NVMe has evolved and with the acceleration of new technologies like Intel’s Optane storage class memory drives and expanding capacities like the Intel P4800 series, building highly-performant, software-defined storage is getting really easy. That provides another opportunity for acceleration beyond what current NVMe drives can do today.
While Microsoft has been busy building Storage Space Direct as a hyper-converged, software-defined storage platform for its Hyper-V hypervisor – it also built a robust replicating file system suitable for SQL Server and even highly-available File Services platforms.
Storage vendors are starting to introduce Optane storage class memory as a caching layer, with HPE announcing this for its 3PAR and Nimble lines last week. Pure Storage and NetApp are also busy working with storage class memory for their products and integrating NVMe into already shipping products.
Microsoft, for its part, has been busy building out support for its Storage Spaces Direct feature, which pools direct attached storage into a software SAN within Windows 2016 servers. And about 2 years ago, during Microsoft Ignite 2016, Microsoft announced support for SQL Server 2016 on Storage Spaces Direct. While it didn’t click initially, the use of NVMe and even Storage Class Memory with Storage Spaces direct may drive adoption for uses other than Hyper-V in many environments.
Storage Spaces Direct offers benefits and flexibility that traditional storage arrays do not. While storage vendors are busy trying to establish ways to handle NVMe on fabric, Storage Spaces Direct and its use of RDMA have already solved some of these issues.

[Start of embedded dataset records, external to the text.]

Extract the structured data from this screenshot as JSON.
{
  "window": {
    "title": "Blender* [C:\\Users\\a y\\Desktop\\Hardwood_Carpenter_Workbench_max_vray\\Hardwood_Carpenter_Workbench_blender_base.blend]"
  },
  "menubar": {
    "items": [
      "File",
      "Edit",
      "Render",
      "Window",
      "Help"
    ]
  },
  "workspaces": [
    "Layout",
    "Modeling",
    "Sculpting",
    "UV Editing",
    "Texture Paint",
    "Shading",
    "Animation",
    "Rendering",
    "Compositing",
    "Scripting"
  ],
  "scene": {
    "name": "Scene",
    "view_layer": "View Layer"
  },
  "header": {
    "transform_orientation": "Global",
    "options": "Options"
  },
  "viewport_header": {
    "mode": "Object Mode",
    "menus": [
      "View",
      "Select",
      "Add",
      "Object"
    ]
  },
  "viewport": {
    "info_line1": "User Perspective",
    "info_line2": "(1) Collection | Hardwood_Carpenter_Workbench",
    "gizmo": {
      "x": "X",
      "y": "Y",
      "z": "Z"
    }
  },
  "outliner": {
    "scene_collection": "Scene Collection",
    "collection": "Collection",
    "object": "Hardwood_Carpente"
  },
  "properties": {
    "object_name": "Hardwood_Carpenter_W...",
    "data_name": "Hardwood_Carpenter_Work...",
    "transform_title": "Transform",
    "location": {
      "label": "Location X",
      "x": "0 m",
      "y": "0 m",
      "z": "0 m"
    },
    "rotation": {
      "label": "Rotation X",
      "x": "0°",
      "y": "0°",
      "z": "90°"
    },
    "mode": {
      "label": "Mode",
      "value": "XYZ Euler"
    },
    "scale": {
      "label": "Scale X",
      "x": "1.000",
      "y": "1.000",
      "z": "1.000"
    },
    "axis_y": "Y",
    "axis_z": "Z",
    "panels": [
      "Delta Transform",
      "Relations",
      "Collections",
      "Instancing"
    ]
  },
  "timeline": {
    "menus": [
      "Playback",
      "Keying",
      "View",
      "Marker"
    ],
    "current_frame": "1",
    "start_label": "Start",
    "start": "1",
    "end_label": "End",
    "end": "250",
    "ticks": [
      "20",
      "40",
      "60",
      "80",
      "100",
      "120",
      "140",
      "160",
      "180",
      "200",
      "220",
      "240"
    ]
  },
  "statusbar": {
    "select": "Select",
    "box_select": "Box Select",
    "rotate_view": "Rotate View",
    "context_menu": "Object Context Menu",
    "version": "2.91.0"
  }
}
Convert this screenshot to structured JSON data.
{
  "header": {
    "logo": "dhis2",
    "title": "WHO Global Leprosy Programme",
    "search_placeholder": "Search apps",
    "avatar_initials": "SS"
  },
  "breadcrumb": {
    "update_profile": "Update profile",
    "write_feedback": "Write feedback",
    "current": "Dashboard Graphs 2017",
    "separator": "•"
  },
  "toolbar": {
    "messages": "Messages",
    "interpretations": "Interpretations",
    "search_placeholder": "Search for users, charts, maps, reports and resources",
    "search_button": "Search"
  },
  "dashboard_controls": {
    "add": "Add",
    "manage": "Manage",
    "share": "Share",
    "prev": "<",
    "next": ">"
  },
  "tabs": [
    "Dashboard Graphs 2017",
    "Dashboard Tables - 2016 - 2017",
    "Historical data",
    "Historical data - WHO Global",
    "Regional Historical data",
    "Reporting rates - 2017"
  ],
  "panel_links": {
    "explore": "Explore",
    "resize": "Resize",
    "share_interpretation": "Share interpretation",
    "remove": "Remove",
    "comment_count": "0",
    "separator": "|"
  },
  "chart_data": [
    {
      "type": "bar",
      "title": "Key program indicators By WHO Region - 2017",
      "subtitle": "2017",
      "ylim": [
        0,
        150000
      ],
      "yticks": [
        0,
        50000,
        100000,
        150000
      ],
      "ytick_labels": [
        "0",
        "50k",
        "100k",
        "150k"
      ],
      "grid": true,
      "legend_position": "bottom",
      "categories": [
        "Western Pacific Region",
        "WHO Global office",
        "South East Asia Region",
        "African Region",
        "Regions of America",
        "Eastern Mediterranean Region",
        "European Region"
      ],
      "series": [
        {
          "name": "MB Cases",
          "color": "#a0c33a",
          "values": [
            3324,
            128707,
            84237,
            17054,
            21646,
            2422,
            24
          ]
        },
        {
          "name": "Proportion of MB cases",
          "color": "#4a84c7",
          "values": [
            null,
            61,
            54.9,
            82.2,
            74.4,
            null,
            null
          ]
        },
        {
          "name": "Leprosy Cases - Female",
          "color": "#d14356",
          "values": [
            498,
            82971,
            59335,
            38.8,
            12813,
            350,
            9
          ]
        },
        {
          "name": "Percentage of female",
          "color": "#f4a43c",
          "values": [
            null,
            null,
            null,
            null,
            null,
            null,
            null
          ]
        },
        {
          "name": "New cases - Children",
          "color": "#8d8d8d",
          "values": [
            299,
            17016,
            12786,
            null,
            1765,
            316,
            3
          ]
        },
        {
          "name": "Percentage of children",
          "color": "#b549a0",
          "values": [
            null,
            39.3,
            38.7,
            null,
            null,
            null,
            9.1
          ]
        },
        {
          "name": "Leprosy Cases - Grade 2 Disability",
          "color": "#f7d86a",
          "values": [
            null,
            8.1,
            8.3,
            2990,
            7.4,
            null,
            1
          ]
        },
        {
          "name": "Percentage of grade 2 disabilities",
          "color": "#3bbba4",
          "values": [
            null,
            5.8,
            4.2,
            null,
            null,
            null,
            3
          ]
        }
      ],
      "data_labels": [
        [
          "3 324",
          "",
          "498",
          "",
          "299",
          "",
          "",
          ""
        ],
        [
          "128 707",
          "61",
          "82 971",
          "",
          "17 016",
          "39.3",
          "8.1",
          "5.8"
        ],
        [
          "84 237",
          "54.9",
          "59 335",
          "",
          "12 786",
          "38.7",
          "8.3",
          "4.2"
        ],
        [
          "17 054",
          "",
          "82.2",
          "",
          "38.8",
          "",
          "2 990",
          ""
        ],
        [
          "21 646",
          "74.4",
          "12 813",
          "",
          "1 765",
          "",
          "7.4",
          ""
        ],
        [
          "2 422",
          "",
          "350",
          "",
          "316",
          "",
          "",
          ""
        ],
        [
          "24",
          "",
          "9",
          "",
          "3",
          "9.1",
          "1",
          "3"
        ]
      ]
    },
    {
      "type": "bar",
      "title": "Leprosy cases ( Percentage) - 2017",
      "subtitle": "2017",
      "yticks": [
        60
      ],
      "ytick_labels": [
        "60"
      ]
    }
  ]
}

NVMe bypasses the traditional SCSI protocol for storage and uses its own protocol. In a lot of use cases, it is not ready for prime time because it lacks the robust features like multipathing and bus sharing. But under an SDS solution, NVMe can shine quite well.
The rise of high speed NVMe drives has given way to all sort of inventive ways to use them. Hyperconverged architectures have been using NVMe for acceleration in their solutions for many years now, but with capacities of NVMe expanding, 2019 is going to be the year for primary storage shifting onto NVMe drives. Because of the added cost, however, you won’t see a mass market shift, but you’ll see the highest value workloads exploring ways to make NVMe its primary storage. I see a lot of bare bones arrays embracing NVMe rather than the big, traditional storage arrays whose data services (like compression and deduplication) would slow things down.